IMA Volunteer Site Leaders are required to attend three types of classes before their first workday; Ecosystems and Species, Volunteers & the IMA Manual, and Plant Identification. Class descriptions are provided below.
Ecological survey & plotting site:
Species are identified and recorded within the potential site and the perimeter is plotted (corners marked with white PVC pipes and flags). Once this is done, the IMA Volunteer Site Leader schedules workdays in coordination with the IMA Volunteer Coordinator. Workdays are posted on the IMA website and on national volunteer databases.
Prior to workdays:
The Site Leader instructs the volunteers to dress appropriately (long sleeves, long pants, sturdy shoes) and to bring water. The IMA program provides gloves and enough tools for 8-15 people. If the Site Leader attracts a larger group, the site leader should ask that the volunteers bring their own tools. Only handheld, manually operated tools, such as loppers and pruners, are allowed on IMA sites.
The Site Leader is responsible for workday training, pointing out the target species to be removed and explaining the proper technique for removal. Studies show if this training is offered in conjunction with further ecological/naturalist information, volunteers have a better feeling at the end of the workday. All volunteers must sign the FCPA Volunteer Sign-in sheets. The site leader returns these forms to the IMA Volunteer Coordinator monthly.
The Site Leader is given a long-sleeved shirt that has the FCPA Volunteer logo on the front and the IMA logo on the back, a Volunteer RMD name badge, a red hat with the IMA logo embroidered on it, and a site plan that is signed by the site leader and FCPA. The "IMA uniform" helps protect Site Leaders from the elements, makes them easily identifiable for the other volunteers, and shows that they are official FCPA Volunteers. The site plan is the official, written permission from the FCPA that proves the Site Leader has permission to perform the specified work within park property.
After each workday:
The Site Leader files an online Action Report. The IMA Volunteer Coordinator tracks the volunteer hours of the Site Leaders as well as those of their volunteers. This number is reported to our funding agency.
We ask that the staff post an IMA sign, which we provide, at the site. This is to direct any IMA questions straight to Resource Management Division. Depending on the species targeted, there is a possibility some debris would have to be picked up from the sites after workdays. We provide the garbage bags. We may ask that some tools be stored at the park, depending on the park and site leaders.

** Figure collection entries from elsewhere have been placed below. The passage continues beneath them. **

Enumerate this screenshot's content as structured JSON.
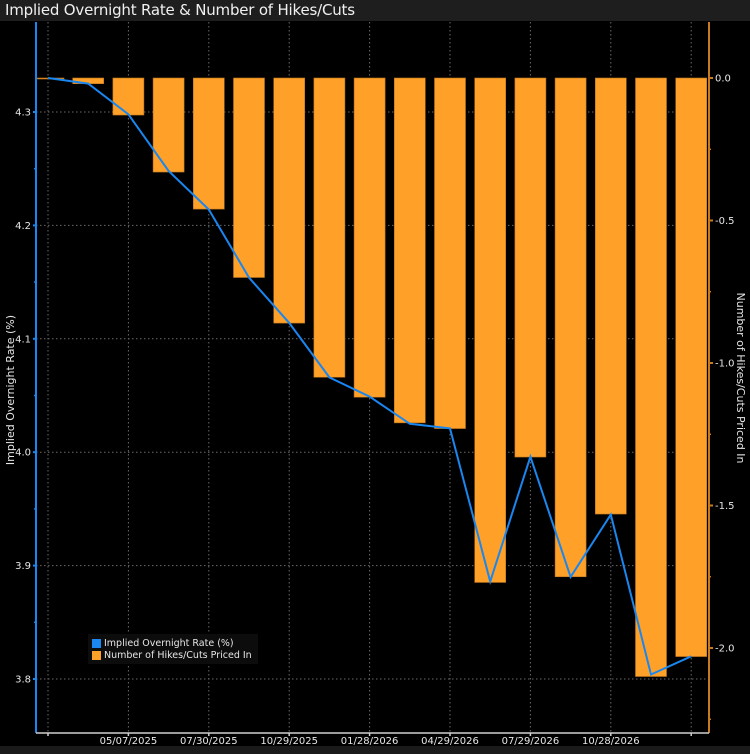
{
  "header": {
    "title": "Implied Overnight Rate & Number of Hikes/Cuts"
  },
  "colors": {
    "line": "#1a86f0",
    "bar": "#ffa128",
    "bar_edge": "#b8721c",
    "left_axis": "#1a86f0",
    "right_axis": "#c77a1e",
    "grid": "#6a6a6a",
    "x_axis": "#cfcfcf"
  },
  "legend": {
    "items": [
      {
        "label": "Implied Overnight Rate (%)",
        "color": "#1a86f0"
      },
      {
        "label": "Number of Hikes/Cuts Priced In",
        "color": "#ffa128"
      }
    ]
  },
  "chart_data": {
    "type": "bar+line",
    "title": "Implied Overnight Rate & Number of Hikes/Cuts",
    "xlabel": "",
    "x_tick_labels": [
      "05/07/2025",
      "07/30/2025",
      "10/29/2025",
      "01/28/2026",
      "04/29/2026",
      "07/29/2026",
      "10/28/2026"
    ],
    "x_tick_indices": [
      2,
      4,
      6,
      8,
      10,
      12,
      14
    ],
    "grid": true,
    "legend_position": "bottom-left",
    "left_axis": {
      "label": "Implied Overnight Rate (%)",
      "ticks": [
        4.3,
        4.2,
        4.1,
        4.0,
        3.9,
        3.8
      ],
      "tick_labels": [
        "4.3",
        "4.2",
        "4.1",
        "4.0",
        "3.9",
        "3.8"
      ],
      "range": [
        3.77,
        4.33
      ]
    },
    "right_axis": {
      "label": "Number of Hikes/Cuts Priced In",
      "ticks": [
        0.0,
        -0.5,
        -1.0,
        -1.5,
        -2.0
      ],
      "tick_labels": [
        "0.0",
        "-0.5",
        "-1.0",
        "-1.5",
        "-2.0"
      ],
      "range": [
        -2.25,
        0.0
      ]
    },
    "series": [
      {
        "name": "Implied Overnight Rate (%)",
        "type": "line",
        "axis": "left",
        "values": [
          4.33,
          4.325,
          4.298,
          4.248,
          4.214,
          4.154,
          4.114,
          4.066,
          4.049,
          4.025,
          4.021,
          3.886,
          3.996,
          3.89,
          3.945,
          3.804,
          3.82
        ]
      },
      {
        "name": "Number of Hikes/Cuts Priced In",
        "type": "bar",
        "axis": "right",
        "values": [
          0.0,
          -0.02,
          -0.13,
          -0.33,
          -0.46,
          -0.7,
          -0.86,
          -1.05,
          -1.12,
          -1.21,
          -1.23,
          -1.77,
          -1.33,
          -1.75,
          -1.53,
          -2.1,
          -2.03
        ]
      }
    ]
  }
}
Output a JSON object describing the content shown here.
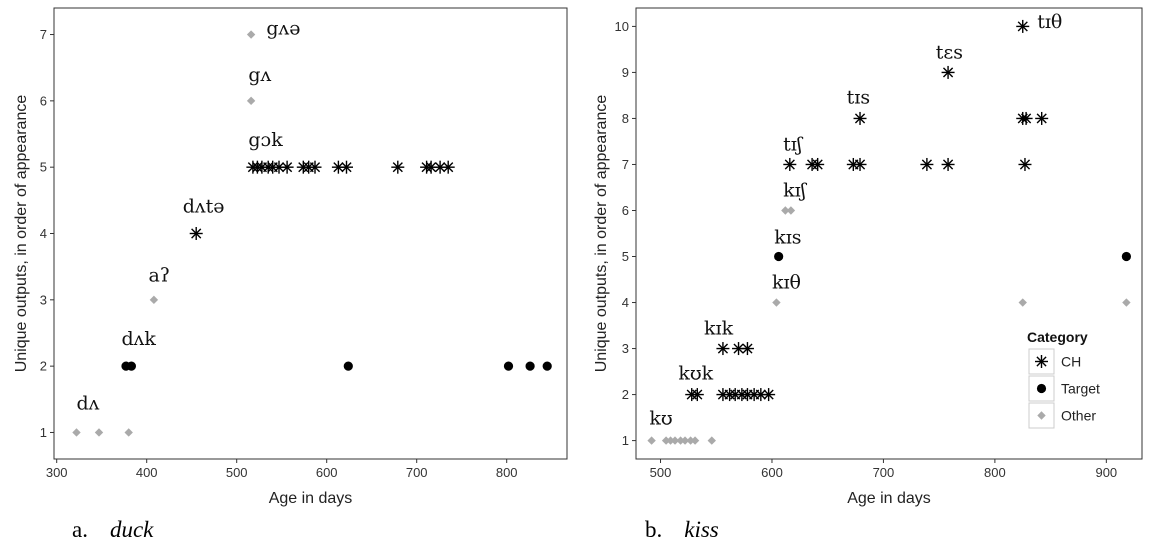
{
  "colors": {
    "CH": "#000000",
    "Target": "#000000",
    "Other": "#aaaaaa",
    "panel_border": "#333333",
    "grid": "none"
  },
  "chart_data": [
    {
      "type": "scatter",
      "title": "",
      "xlabel": "Age in days",
      "ylabel": "Unique outputs, in order of appearance",
      "xlim": [
        297,
        867
      ],
      "ylim": [
        0.6,
        7.4
      ],
      "xticks": [
        300,
        400,
        500,
        600,
        700,
        800
      ],
      "yticks": [
        1,
        2,
        3,
        4,
        5,
        6,
        7
      ],
      "grid": false,
      "legend": false,
      "caption": {
        "letter": "a.",
        "word": "duck"
      },
      "annotations": [
        {
          "text": "dʌ",
          "x": 322,
          "y": 1.35
        },
        {
          "text": "dʌk",
          "x": 372,
          "y": 2.32
        },
        {
          "text": "aʔ",
          "x": 402,
          "y": 3.28
        },
        {
          "text": "dʌtə",
          "x": 440,
          "y": 4.32
        },
        {
          "text": "gɔk",
          "x": 513,
          "y": 5.32
        },
        {
          "text": "gʌ",
          "x": 513,
          "y": 6.3
        },
        {
          "text": "gʌə",
          "x": 533,
          "y": 7.0
        }
      ],
      "series": [
        {
          "name": "CH",
          "marker": "asterisk",
          "points": [
            [
              455,
              4
            ],
            [
              518,
              5
            ],
            [
              523,
              5
            ],
            [
              528,
              5
            ],
            [
              535,
              5
            ],
            [
              540,
              5
            ],
            [
              547,
              5
            ],
            [
              556,
              5
            ],
            [
              574,
              5
            ],
            [
              580,
              5
            ],
            [
              587,
              5
            ],
            [
              613,
              5
            ],
            [
              622,
              5
            ],
            [
              679,
              5
            ],
            [
              711,
              5
            ],
            [
              716,
              5
            ],
            [
              726,
              5
            ],
            [
              735,
              5
            ]
          ]
        },
        {
          "name": "Target",
          "marker": "circle",
          "points": [
            [
              377,
              2
            ],
            [
              383,
              2
            ],
            [
              624,
              2
            ],
            [
              802,
              2
            ],
            [
              826,
              2
            ],
            [
              845,
              2
            ]
          ]
        },
        {
          "name": "Other",
          "marker": "diamond",
          "points": [
            [
              322,
              1
            ],
            [
              347,
              1
            ],
            [
              380,
              1
            ],
            [
              408,
              3
            ],
            [
              516,
              6
            ],
            [
              516,
              7
            ]
          ]
        }
      ]
    },
    {
      "type": "scatter",
      "title": "",
      "xlabel": "Age in days",
      "ylabel": "Unique outputs, in order of appearance",
      "xlim": [
        478,
        932
      ],
      "ylim": [
        0.6,
        10.4
      ],
      "xticks": [
        500,
        600,
        700,
        800,
        900
      ],
      "yticks": [
        1,
        2,
        3,
        4,
        5,
        6,
        7,
        8,
        9,
        10
      ],
      "grid": false,
      "legend": true,
      "legend_position": "right",
      "legend_title": "Category",
      "legend_entries": [
        "CH",
        "Target",
        "Other"
      ],
      "caption": {
        "letter": "b.",
        "word": "kiss"
      },
      "annotations": [
        {
          "text": "kʊ",
          "x": 490,
          "y": 1.35
        },
        {
          "text": "kʊk",
          "x": 516,
          "y": 2.33
        },
        {
          "text": "kɪk",
          "x": 539,
          "y": 3.3
        },
        {
          "text": "kɪθ",
          "x": 600,
          "y": 4.3
        },
        {
          "text": "kɪs",
          "x": 602,
          "y": 5.28
        },
        {
          "text": "kɪʃ",
          "x": 610,
          "y": 6.3
        },
        {
          "text": "tɪʃ",
          "x": 610,
          "y": 7.3
        },
        {
          "text": "tɪs",
          "x": 667,
          "y": 8.33
        },
        {
          "text": "tɛs",
          "x": 747,
          "y": 9.3
        },
        {
          "text": "tɪθ",
          "x": 838,
          "y": 9.97
        }
      ],
      "series": [
        {
          "name": "CH",
          "marker": "asterisk",
          "points": [
            [
              528,
              2
            ],
            [
              533,
              2
            ],
            [
              556,
              2
            ],
            [
              562,
              2
            ],
            [
              567,
              2
            ],
            [
              573,
              2
            ],
            [
              578,
              2
            ],
            [
              584,
              2
            ],
            [
              590,
              2
            ],
            [
              597,
              2
            ],
            [
              556,
              3
            ],
            [
              570,
              3
            ],
            [
              578,
              3
            ],
            [
              616,
              7
            ],
            [
              636,
              7
            ],
            [
              641,
              7
            ],
            [
              673,
              7
            ],
            [
              679,
              7
            ],
            [
              739,
              7
            ],
            [
              758,
              7
            ],
            [
              827,
              7
            ],
            [
              679,
              8
            ],
            [
              825,
              8
            ],
            [
              828,
              8
            ],
            [
              842,
              8
            ],
            [
              758,
              9
            ],
            [
              825,
              10
            ]
          ]
        },
        {
          "name": "Target",
          "marker": "circle",
          "points": [
            [
              606,
              5
            ],
            [
              918,
              5
            ]
          ]
        },
        {
          "name": "Other",
          "marker": "diamond",
          "points": [
            [
              492,
              1
            ],
            [
              505,
              1
            ],
            [
              509,
              1
            ],
            [
              513,
              1
            ],
            [
              518,
              1
            ],
            [
              522,
              1
            ],
            [
              527,
              1
            ],
            [
              531,
              1
            ],
            [
              546,
              1
            ],
            [
              604,
              4
            ],
            [
              612,
              6
            ],
            [
              617,
              6
            ],
            [
              825,
              4
            ],
            [
              918,
              4
            ]
          ]
        }
      ]
    }
  ]
}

Training Requirements for IMA Volunteer Site Leaders
As a new Invasive Management Area Volunteer Site Leader, you will have the opportunity to have a crash course in Restoration Ecology and Natural Resource Management. All classes are open to any resident of Fairfax County, however space is limited and priority will go to registered site leaders. These are the classes:
Ecosystems and Species: Learn about Fairfax County ecology and what distinguishes local native flora from the invasive plants. Explore in depth the abiotic (non-living) components of our local ecosystems, including soil and water. The native plant community is here for a reason - come find out why.
Volunteers & the IMA Manual (not available in stores): Volunteers are the most important aspect to effective management of invasive pests. This session gives hints on where to find volunteers, how to recruit them for workdays, and how to keep them coming back for more. Information about Fairfax County Park Authority policies and procedures, safety issues, and how to fill out IMA action reports will be covered. Reviewing the IMA Volunteer Site Leader manual will provide an opportunity to learn about the program, an IMA site plan, and the necessary resources for future use.
Plant Identification: Join IMA Volunteer Leaders, past and present, and Park Authority naturalists in an exploration of local flora. Special emphasis will be given to the priority IMA species, but who can help being distracted by the native flora and other resources that might cross our paths? Naturalists will help participants see the difference between healthy and unhealthy habitats and will talk about landscape features that might contribute to the spread of invasive plants.